US economy is contracting but stocks hit record
The US economy is contracting for the first time since 2011. The growth rate for gross domestic product (GDP) in the first three months of the year was revised down from an annualised pace of 0.1% to a contraction of 1.0%.
Yet, the US benchmark stock index - the S&P 500 - rose to a record high, climbing 0.5% to close at 1,920 on the day.
The prospect of the world's largest economy contracting is worrying, but this is a negative quarter caused by short-term factors.
The contraction is largely due to a downward revision to private firms' inventories.
Besides, the economy wasn't performing well in any case. The first estimate of GDP was stagnant due to bad weather. The revision to inventories just pushed it into negative territory which the economy was already on the cusp of.
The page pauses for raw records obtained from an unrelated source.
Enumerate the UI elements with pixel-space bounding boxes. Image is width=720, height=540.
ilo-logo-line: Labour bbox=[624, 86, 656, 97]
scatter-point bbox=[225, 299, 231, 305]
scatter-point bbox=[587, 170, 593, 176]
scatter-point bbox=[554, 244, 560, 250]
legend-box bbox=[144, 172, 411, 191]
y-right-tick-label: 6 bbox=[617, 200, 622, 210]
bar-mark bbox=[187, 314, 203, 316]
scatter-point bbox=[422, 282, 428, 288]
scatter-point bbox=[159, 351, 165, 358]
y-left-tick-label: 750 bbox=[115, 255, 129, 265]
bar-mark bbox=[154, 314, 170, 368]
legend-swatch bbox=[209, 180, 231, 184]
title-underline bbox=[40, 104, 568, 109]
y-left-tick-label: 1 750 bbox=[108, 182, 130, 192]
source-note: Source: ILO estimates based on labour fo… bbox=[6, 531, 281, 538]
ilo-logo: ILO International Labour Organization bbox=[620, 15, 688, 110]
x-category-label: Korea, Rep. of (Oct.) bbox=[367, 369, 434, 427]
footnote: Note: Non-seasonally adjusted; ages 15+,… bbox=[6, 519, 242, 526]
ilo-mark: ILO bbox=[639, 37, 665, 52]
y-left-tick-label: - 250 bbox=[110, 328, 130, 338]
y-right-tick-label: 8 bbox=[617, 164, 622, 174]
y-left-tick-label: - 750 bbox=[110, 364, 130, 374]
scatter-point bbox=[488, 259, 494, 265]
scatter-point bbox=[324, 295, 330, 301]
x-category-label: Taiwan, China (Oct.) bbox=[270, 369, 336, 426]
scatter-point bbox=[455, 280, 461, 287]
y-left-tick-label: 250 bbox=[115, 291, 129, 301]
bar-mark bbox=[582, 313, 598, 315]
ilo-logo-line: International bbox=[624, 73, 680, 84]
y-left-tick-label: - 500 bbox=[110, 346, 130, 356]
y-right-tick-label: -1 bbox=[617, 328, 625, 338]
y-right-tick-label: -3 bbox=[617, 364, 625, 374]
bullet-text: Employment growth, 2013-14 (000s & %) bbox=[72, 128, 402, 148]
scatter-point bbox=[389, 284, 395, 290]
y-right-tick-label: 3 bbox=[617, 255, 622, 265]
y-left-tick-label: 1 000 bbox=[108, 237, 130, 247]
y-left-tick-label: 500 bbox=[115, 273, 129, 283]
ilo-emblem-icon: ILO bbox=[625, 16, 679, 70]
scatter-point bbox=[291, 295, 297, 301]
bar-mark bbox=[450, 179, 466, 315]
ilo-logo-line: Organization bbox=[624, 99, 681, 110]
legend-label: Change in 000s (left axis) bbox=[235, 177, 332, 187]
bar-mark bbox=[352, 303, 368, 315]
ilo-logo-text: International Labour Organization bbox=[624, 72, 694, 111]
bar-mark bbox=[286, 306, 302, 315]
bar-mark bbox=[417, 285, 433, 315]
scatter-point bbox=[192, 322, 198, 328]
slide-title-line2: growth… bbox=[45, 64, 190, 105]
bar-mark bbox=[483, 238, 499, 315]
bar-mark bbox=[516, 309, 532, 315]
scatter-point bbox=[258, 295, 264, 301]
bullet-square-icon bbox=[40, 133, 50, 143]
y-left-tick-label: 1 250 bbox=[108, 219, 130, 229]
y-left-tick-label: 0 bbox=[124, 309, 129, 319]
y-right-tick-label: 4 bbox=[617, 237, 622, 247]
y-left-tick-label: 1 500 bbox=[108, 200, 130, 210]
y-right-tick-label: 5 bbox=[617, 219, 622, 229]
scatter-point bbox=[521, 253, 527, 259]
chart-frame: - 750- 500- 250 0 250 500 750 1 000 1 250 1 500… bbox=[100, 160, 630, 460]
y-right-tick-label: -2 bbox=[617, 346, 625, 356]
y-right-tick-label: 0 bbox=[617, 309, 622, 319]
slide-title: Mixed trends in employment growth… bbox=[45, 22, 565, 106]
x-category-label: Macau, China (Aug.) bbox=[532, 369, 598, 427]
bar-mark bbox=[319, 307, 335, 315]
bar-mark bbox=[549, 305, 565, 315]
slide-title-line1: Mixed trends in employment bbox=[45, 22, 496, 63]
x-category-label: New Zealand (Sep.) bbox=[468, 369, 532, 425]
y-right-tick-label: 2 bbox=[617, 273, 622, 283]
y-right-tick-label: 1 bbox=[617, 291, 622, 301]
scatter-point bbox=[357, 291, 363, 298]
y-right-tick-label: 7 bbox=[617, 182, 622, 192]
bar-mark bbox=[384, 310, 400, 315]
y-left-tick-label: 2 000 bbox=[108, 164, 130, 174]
Freezing conditions closed factories and construction sites as well as affected stores.
Investment dropped by 1.6% - spending on buildings, housing, equipment all decreased - but spending on intellectual property rose. The latter isn't affected to the same extent by weather as the others.
There was also a negative impact on the production of exports, which fell by 6%. Imports rose by 0.7% as consumers were still buying.
Consumption increased by 3.1%, including durable goods such as dishwashers which is an indicator of people having more disposable income to spend. The federal government also continued to spend, though state and local governments cut back.
Then, the change in the inventories subtracted a sizeable 1.6 percentage points from GDP.
Measuring what companies stockpile, which includes raw materials and unfinished products, revealed that businesses increased inventories by $49bn (£29bn) in the first quarter, which was less than half of what they added in the prior months.
So, private inventories didn't grow but took away from the growth rate of economic activity.
The inventory effect is arithmetic and hits GDP due to how stockpiling is measured.
So, the US also measures GDP based on final sales, or GDP excluding the change in inventories, which increased by 0.6%. It's an attempt to get at the underlying economic activity since inventories are a short-term factor.
And as demand recovers from the bad weather, businesses are expected to raise production since inventories will run down.
It's perhaps why jobs continue to grow despite the contracting economy.
Non-farm payrolls, the awkwardly named but important indicator of jobs, rose by 569,000 in the first three months of the year, and April alone saw 288,000 jobs added. That is the most jobs created in three years since employment started recovering after the recession.
So, some economists are raising their forecasts for GDP growth in the second quarter up from the consensus of an annualised growth rate of 3.5%.
A rebound was what happened after GDP contracted by 1.3% in the first quarter of 2011. The second quarter registered growth of 3.2%.
Short-term factors like bad weather and inventories are perhaps why markets don't seem concerned. They are also buoyed by strong corporate profits, which totalled $1.88 trillion or 11% of GDP in the first quarter.
Still, overall, the recovery isn't impressive. It is unusual to have a negative quarter of GDP outside of a period of recession. Yet, the US has had two such negative quarters in the five years since the crash.
Even though it is unlikely that the US will fall into a second recession - which is technically defined as two consecutive quarters of negative GDP - these negative quarters are a reminder of how hard it is to have a sustained recovery after a systemic banking crisis.